ただ堂安選手も守備に忙殺されて攻撃のアクションが乏しくなっていたので交代してもよかったのかなとは思いましたが。

久保くん選手は、フィールドに残しておいた方が良かったんじゃないかと感じました。

バテて来ていましたが、ボールを持った時に質的優位をとれていたのが久保くん選手だけだったと感じたからです。あとは、守備時にスペインに攻撃の制限をかけていたのも久保くん選手だったからです。おそらく後ろの選手もアプローチに行く相手が分かりやすくなっていたんじゃないかと思います。

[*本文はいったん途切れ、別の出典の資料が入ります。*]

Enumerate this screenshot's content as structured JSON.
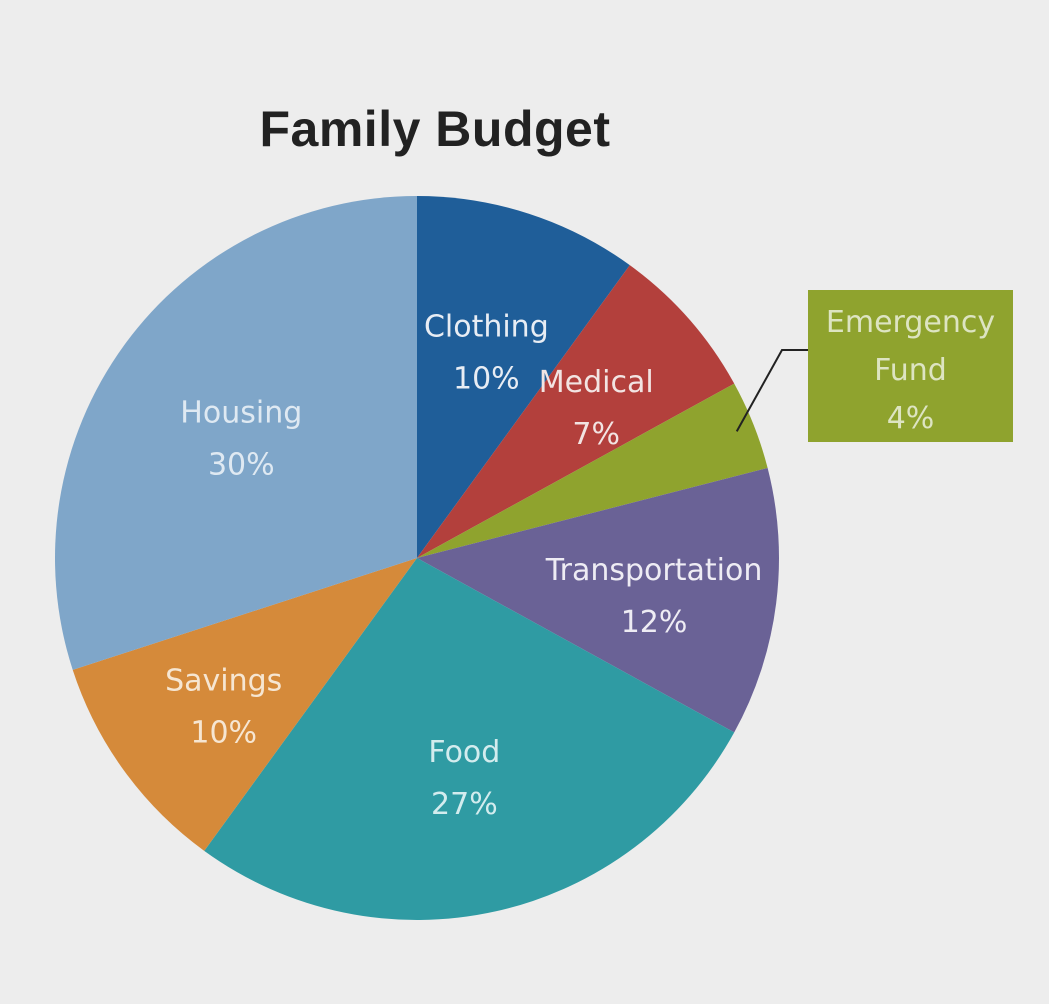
{
  "chart_data": {
    "type": "pie",
    "title": "Family Budget",
    "slices": [
      {
        "label": "Clothing",
        "value": 10,
        "value_label": "10%",
        "color": "#1f5e99",
        "text_color": "#e8edf4"
      },
      {
        "label": "Medical",
        "value": 7,
        "value_label": "7%",
        "color": "#b3403c",
        "text_color": "#f2e4e2"
      },
      {
        "label": "Emergency Fund",
        "value": 4,
        "value_label": "4%",
        "color": "#8fa32e",
        "text_color": "#dde4c2",
        "callout": true
      },
      {
        "label": "Transportation",
        "value": 12,
        "value_label": "12%",
        "color": "#6a6296",
        "text_color": "#eeecf4"
      },
      {
        "label": "Food",
        "value": 27,
        "value_label": "27%",
        "color": "#2f9ba3",
        "text_color": "#d3ecee"
      },
      {
        "label": "Savings",
        "value": 10,
        "value_label": "10%",
        "color": "#d58a3a",
        "text_color": "#f6e6d2"
      },
      {
        "label": "Housing",
        "value": 30,
        "value_label": "30%",
        "color": "#7fa6c9",
        "text_color": "#dfe9f2"
      }
    ],
    "legend": "none"
  }
}
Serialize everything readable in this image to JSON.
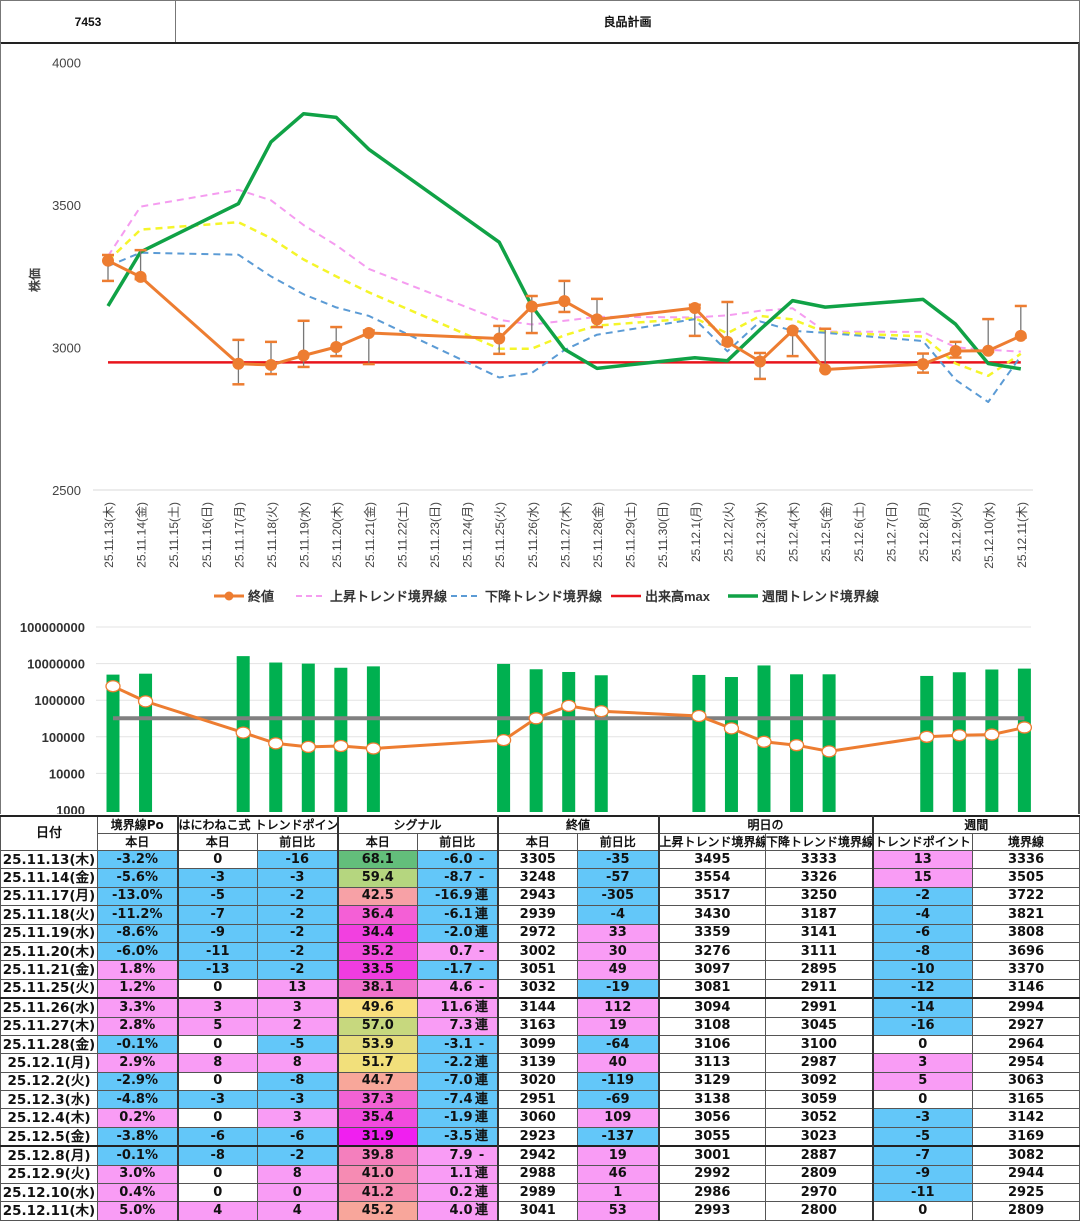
{
  "header": {
    "code": "7453",
    "name": "良品計画"
  },
  "colors": {
    "blue": "#63c7f9",
    "pink": "#f99cf5",
    "white": "#ffffff",
    "close": "#ed7d31",
    "rise": "#f59cf0",
    "mid": "#f5f52a",
    "fall": "#5b9bd5",
    "volmax": "#e8141c",
    "weekly": "#10a246",
    "volume_bar": "#00b050",
    "volume_ref": "#808080"
  },
  "chart_data": [
    {
      "type": "line",
      "ylabel": "株価",
      "ylim": [
        2500,
        4000
      ],
      "yticks": [
        "4000",
        "3500",
        "3000",
        "2500"
      ],
      "grid": false,
      "legend_position": "bottom",
      "categories": [
        "25.11.13(木)",
        "25.11.14(金)",
        "25.11.15(土)",
        "25.11.16(日)",
        "25.11.17(月)",
        "25.11.18(火)",
        "25.11.19(水)",
        "25.11.20(木)",
        "25.11.21(金)",
        "25.11.22(土)",
        "25.11.23(日)",
        "25.11.24(月)",
        "25.11.25(火)",
        "25.11.26(水)",
        "25.11.27(木)",
        "25.11.28(金)",
        "25.11.29(土)",
        "25.11.30(日)",
        "25.12.1(月)",
        "25.12.2(火)",
        "25.12.3(水)",
        "25.12.4(木)",
        "25.12.5(金)",
        "25.12.6(土)",
        "25.12.7(日)",
        "25.12.8(月)",
        "25.12.9(火)",
        "25.12.10(水)",
        "25.12.11(木)"
      ],
      "x": [
        "25.11.13(木)",
        "25.11.14(金)",
        "25.11.17(月)",
        "25.11.18(火)",
        "25.11.19(水)",
        "25.11.20(木)",
        "25.11.21(金)",
        "25.11.25(火)",
        "25.11.26(水)",
        "25.11.27(木)",
        "25.11.28(金)",
        "25.12.1(月)",
        "25.12.2(火)",
        "25.12.3(水)",
        "25.12.4(木)",
        "25.12.5(金)",
        "25.12.8(月)",
        "25.12.9(火)",
        "25.12.10(水)",
        "25.12.11(木)"
      ],
      "series": [
        {
          "name": "終値",
          "style": "line-marker",
          "values": [
            3305,
            3248,
            2943,
            2939,
            2972,
            3002,
            3051,
            3032,
            3144,
            3163,
            3099,
            3139,
            3020,
            2951,
            3060,
            2923,
            2942,
            2988,
            2989,
            3041
          ],
          "high": [
            3325,
            3342,
            3027,
            3020,
            3094,
            3072,
            3060,
            3076,
            3181,
            3234,
            3171,
            3150,
            3160,
            2981,
            3065,
            3066,
            2979,
            3020,
            3100,
            3146
          ],
          "low": [
            3234,
            3240,
            2871,
            2907,
            2932,
            2970,
            2942,
            2978,
            3051,
            3125,
            3072,
            3041,
            3010,
            2890,
            2970,
            2920,
            2912,
            2965,
            2985,
            3035
          ]
        },
        {
          "name": "上昇トレンド境界線",
          "style": "dashed",
          "values": [
            3321,
            3495,
            3554,
            3517,
            3430,
            3359,
            3276,
            3097,
            3081,
            3094,
            3108,
            3106,
            3113,
            3129,
            3138,
            3056,
            3055,
            3001,
            2992,
            2986
          ]
        },
        {
          "style": "dashed",
          "values": [
            3305,
            3414,
            3440,
            3384,
            3309,
            3250,
            3194,
            2996,
            2996,
            3043,
            3077,
            3103,
            3050,
            3111,
            3099,
            3054,
            3039,
            2944,
            2901,
            2978
          ]
        },
        {
          "name": "下降トレンド境界線",
          "style": "dashed",
          "values": [
            3286,
            3333,
            3326,
            3250,
            3187,
            3141,
            3111,
            2895,
            2911,
            2991,
            3045,
            3100,
            2987,
            3092,
            3059,
            3052,
            3023,
            2887,
            2809,
            2970
          ]
        },
        {
          "name": "出来高max",
          "style": "line",
          "values": [
            2948,
            2948,
            2948,
            2948,
            2948,
            2948,
            2948,
            2948,
            2948,
            2948,
            2948,
            2948,
            2948,
            2948,
            2948,
            2948,
            2948,
            2948,
            2948,
            2948
          ]
        },
        {
          "name": "週間トレンド境界線",
          "style": "line",
          "values": [
            3146,
            3336,
            3505,
            3722,
            3821,
            3808,
            3696,
            3370,
            3146,
            2994,
            2927,
            2964,
            2954,
            3063,
            3165,
            3142,
            3169,
            3082,
            2944,
            2925
          ]
        }
      ]
    },
    {
      "type": "bar",
      "yscale": "log",
      "ylim": [
        1000,
        100000000
      ],
      "yticks": [
        "100000000",
        "10000000",
        "1000000",
        "100000",
        "10000",
        "1000"
      ],
      "grid": true,
      "x": [
        "25.11.13(木)",
        "25.11.14(金)",
        "25.11.17(月)",
        "25.11.18(火)",
        "25.11.19(水)",
        "25.11.20(木)",
        "25.11.21(金)",
        "25.11.25(火)",
        "25.11.26(水)",
        "25.11.27(木)",
        "25.11.28(金)",
        "25.12.1(月)",
        "25.12.2(火)",
        "25.12.3(水)",
        "25.12.4(木)",
        "25.12.5(金)",
        "25.12.8(月)",
        "25.12.9(火)",
        "25.12.10(水)",
        "25.12.11(木)"
      ],
      "series": [
        {
          "style": "bar",
          "values": [
            5000000,
            5300000,
            16000000,
            10700000,
            10000000,
            7700000,
            8400000,
            9800000,
            7000000,
            5900000,
            4800000,
            4900000,
            4300000,
            8900000,
            5100000,
            5100000,
            4600000,
            5800000,
            6900000,
            7300000
          ]
        },
        {
          "style": "line-marker",
          "values": [
            2400000,
            930000,
            130000,
            66000,
            53000,
            56000,
            48000,
            81000,
            320000,
            700000,
            500000,
            370000,
            170000,
            73000,
            59000,
            40000,
            100000,
            110000,
            115000,
            180000
          ]
        },
        {
          "style": "line",
          "values": [
            320000,
            320000,
            320000,
            320000,
            320000,
            320000,
            320000,
            320000,
            320000,
            320000,
            320000,
            320000,
            320000,
            320000,
            320000,
            320000,
            320000,
            320000,
            320000,
            320000
          ]
        }
      ]
    }
  ],
  "table": {
    "group_headers": [
      "日付",
      "境界線Po",
      "はにわねこ式 トレンドポイント",
      "シグナル",
      "終値",
      "明日の",
      "週間"
    ],
    "sub_headers": [
      "本日",
      "本日",
      "前日比",
      "本日",
      "前日比",
      "本日",
      "前日比",
      "上昇トレンド境界線",
      "下降トレンド境界線",
      "トレンドポイント",
      "境界線"
    ],
    "rows": [
      [
        "25.11.13(木)",
        "-3.2%",
        "0",
        "-16",
        "68.1",
        "-6.0",
        "-",
        "3305",
        "-35",
        "3495",
        "3333",
        "13",
        "3336"
      ],
      [
        "25.11.14(金)",
        "-5.6%",
        "-3",
        "-3",
        "59.4",
        "-8.7",
        "-",
        "3248",
        "-57",
        "3554",
        "3326",
        "15",
        "3505"
      ],
      [
        "25.11.17(月)",
        "-13.0%",
        "-5",
        "-2",
        "42.5",
        "-16.9",
        "連",
        "2943",
        "-305",
        "3517",
        "3250",
        "-2",
        "3722"
      ],
      [
        "25.11.18(火)",
        "-11.2%",
        "-7",
        "-2",
        "36.4",
        "-6.1",
        "連",
        "2939",
        "-4",
        "3430",
        "3187",
        "-4",
        "3821"
      ],
      [
        "25.11.19(水)",
        "-8.6%",
        "-9",
        "-2",
        "34.4",
        "-2.0",
        "連",
        "2972",
        "33",
        "3359",
        "3141",
        "-6",
        "3808"
      ],
      [
        "25.11.20(木)",
        "-6.0%",
        "-11",
        "-2",
        "35.2",
        "0.7",
        "-",
        "3002",
        "30",
        "3276",
        "3111",
        "-8",
        "3696"
      ],
      [
        "25.11.21(金)",
        "1.8%",
        "-13",
        "-2",
        "33.5",
        "-1.7",
        "-",
        "3051",
        "49",
        "3097",
        "2895",
        "-10",
        "3370"
      ],
      [
        "25.11.25(火)",
        "1.2%",
        "0",
        "13",
        "38.1",
        "4.6",
        "-",
        "3032",
        "-19",
        "3081",
        "2911",
        "-12",
        "3146"
      ],
      [
        "25.11.26(水)",
        "3.3%",
        "3",
        "3",
        "49.6",
        "11.6",
        "連",
        "3144",
        "112",
        "3094",
        "2991",
        "-14",
        "2994"
      ],
      [
        "25.11.27(木)",
        "2.8%",
        "5",
        "2",
        "57.0",
        "7.3",
        "連",
        "3163",
        "19",
        "3108",
        "3045",
        "-16",
        "2927"
      ],
      [
        "25.11.28(金)",
        "-0.1%",
        "0",
        "-5",
        "53.9",
        "-3.1",
        "-",
        "3099",
        "-64",
        "3106",
        "3100",
        "0",
        "2964"
      ],
      [
        "25.12.1(月)",
        "2.9%",
        "8",
        "8",
        "51.7",
        "-2.2",
        "連",
        "3139",
        "40",
        "3113",
        "2987",
        "3",
        "2954"
      ],
      [
        "25.12.2(火)",
        "-2.9%",
        "0",
        "-8",
        "44.7",
        "-7.0",
        "連",
        "3020",
        "-119",
        "3129",
        "3092",
        "5",
        "3063"
      ],
      [
        "25.12.3(水)",
        "-4.8%",
        "-3",
        "-3",
        "37.3",
        "-7.4",
        "連",
        "2951",
        "-69",
        "3138",
        "3059",
        "0",
        "3165"
      ],
      [
        "25.12.4(木)",
        "0.2%",
        "0",
        "3",
        "35.4",
        "-1.9",
        "連",
        "3060",
        "109",
        "3056",
        "3052",
        "-3",
        "3142"
      ],
      [
        "25.12.5(金)",
        "-3.8%",
        "-6",
        "-6",
        "31.9",
        "-3.5",
        "連",
        "2923",
        "-137",
        "3055",
        "3023",
        "-5",
        "3169"
      ],
      [
        "25.12.8(月)",
        "-0.1%",
        "-8",
        "-2",
        "39.8",
        "7.9",
        "-",
        "2942",
        "19",
        "3001",
        "2887",
        "-7",
        "3082"
      ],
      [
        "25.12.9(火)",
        "3.0%",
        "0",
        "8",
        "41.0",
        "1.1",
        "連",
        "2988",
        "46",
        "2992",
        "2809",
        "-9",
        "2944"
      ],
      [
        "25.12.10(水)",
        "0.4%",
        "0",
        "0",
        "41.2",
        "0.2",
        "連",
        "2989",
        "1",
        "2986",
        "2970",
        "-11",
        "2925"
      ],
      [
        "25.12.11(木)",
        "5.0%",
        "4",
        "4",
        "45.2",
        "4.0",
        "連",
        "3041",
        "53",
        "2993",
        "2800",
        "0",
        "2809"
      ]
    ],
    "signal_colors": [
      "#63be7b",
      "#b5d67f",
      "#f7a1a6",
      "#f45fd6",
      "#f240e0",
      "#f24cdd",
      "#f03ce1",
      "#f173cc",
      "#f9df7d",
      "#c7d87e",
      "#e7dd7c",
      "#f2e07b",
      "#f8a79a",
      "#f262d4",
      "#f24bde",
      "#f01ff0",
      "#f47fbd",
      "#f68bb3",
      "#f68cb1",
      "#f8a69b"
    ],
    "week_breaks": [
      "25.11.26(水)",
      "25.12.8(月)"
    ]
  }
}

ですので、あの時の交代は、堂安選手→橋岡選手で守備のバランスを整えながらポジティブトランジションの場面を作ることと最悪PKに持っていくプランでも良かった気がしました。また、橋岡選手を右サイドバックに入れて酒井選手をハーフに挙げても面白かったと思います。

 

田中選手→橋岡選手

この時間帯では、遅い交代な気がしますが、吉田選手を前に上げたい意図なのかな?と思いました。が、そんな感じでもなかったですね。ただ守備のインテンシティが落ちていたのでポジティブトランジションの時間を作るためにボールを奪う力のある選手との交代を決断したのは、なんとなく理解できました。

 

 

失点のシーン

失点シーンに関しては、板倉選手のアプローチが遅れたからですね。

あの場面では、ボールが転がっているときにゴール側からアプローチできる板倉選手が行くべき場面ですね。

f:id:crecerfa:20210804142648p:plain

 

f:id:crecerfa:20210804142651p:plain

そして、板倉選手がいたところにスペースができるのであれば、誰かがペルムータですればいいと思います。この場合だと遠藤選手が埋めに戻るか吉田選手がズレるかですね。

ただこの時間帯で今までこのアプローチをずっとやってきていて、この瞬間だけいけなかったんですよね。この一回です。でも、その隙を見せてしまうとやられてしまうんですよね。

あの場面でも無意識にアプローチに行けるくらいにしていかないといけませんね。

 

監督に関して

無策無策と言われていますが、選手の起用や意図は無策ではなかったように思います。

ただ交代などの戦術に関しては、伝えてるメッセージに無理があったような印象です。

ゲームプランや選手のモチベーターとして優秀なんじゃないかと感じています。

チームの士気も高かったですしね。

ただスペインのゲーム運びを見てしまうと世界との差を痛感してしまいます。

 

 

クレセールとしては、スペイン側の攻守におけるアクションの方が言語化しやすいですね。日本のサッカーとは判断基準が違うかもしれませんが、世界基準の判断を目指してトレーニングをしていこうと思います。